Cornell Agriculture Food and Technology Park, also called the Technology Farm, is an incubator with strong ties to Cornell University College of Agriculture and Life Science and the Agricultural Experiment Station. Residents at the Tech Farm typically go through a research phase at Cornell University to see if the business has a viable product before entering the incubator. Companies take advantage of being located in the Finger Lakes Region, with its extensive vineyards and apple orchards. The incubator has an atmosphere of entrepreneurial support, with businesses relying on each other to build on best practices in the Agricultural Manufacturing Industry.

Sitting in the middle of a 72 acre apple orchard in Geneva, The Park opened in 2005 with one lab, 4 offices, an administration suite and 3 tenants. In the summer of 2006 we began developing the inside of the building adding to the existing facilities, 13 more offices , another lab and 4 production facilities. The entire campus is a Certified Business Incubator and is shovel ready for new buildings.

The mission of the park is to provide a campus for research and development in the areas of food and agriculture. The Technology Farm is exceptionally business-friendly.

There is room for private development as well as another Park building.

CheriBundi Inc. was the first tenant of the Technology Farm.

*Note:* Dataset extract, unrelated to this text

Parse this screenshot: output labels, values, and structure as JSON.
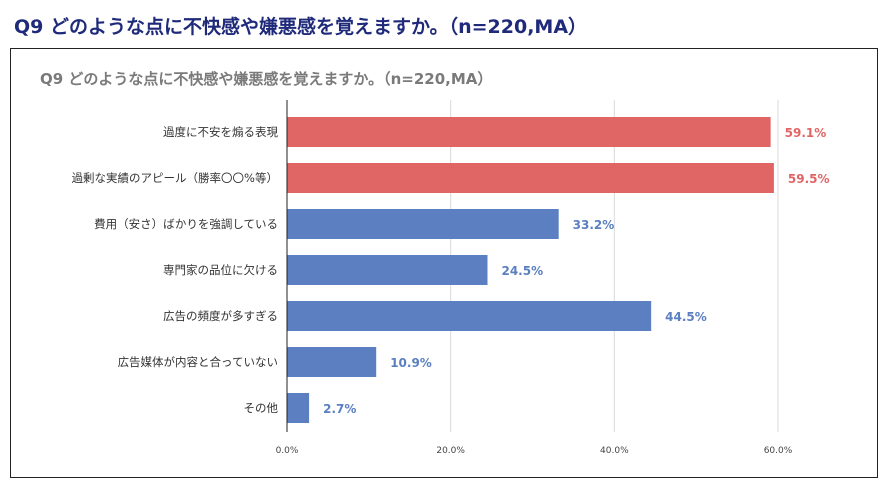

CheriBundi strives to use the natural benefits of tart cherry juice to provide a product that will aid in recovery, pain management, and improved sleep habits. The benefits of phytonutrients, antioxidants, and melatonin present in cherries, have positioned CheriBundi in the juice market for customers interested in the body’s natural recovery process, or those interested in participating in athletics. CheriBundi is notable for having supplied their product to both the NFL Super Bowl Champion New England Patriots and the NHL Stanley Cup Champion Chicago Blackhawks.

Stony Brook WholeHeartedFoods, also a resident, is one of America’s only artisan makers of culinary squash seed oil. The oil is handcrafted from squash seeds; it is made in small batches at the Technology Farm in Geneva. The squash seeds contain Vitamins E and A, lutein and other beneficial phytochemicals that give squash their bright color. Sold in specialty food stores from Boston to Seattle, Stoney Brook has received favorable reviews by food editors of the New York Times, Boston Globe, and Wall Street Journal. The oils are also free of GMO and agents used in chemical extraction.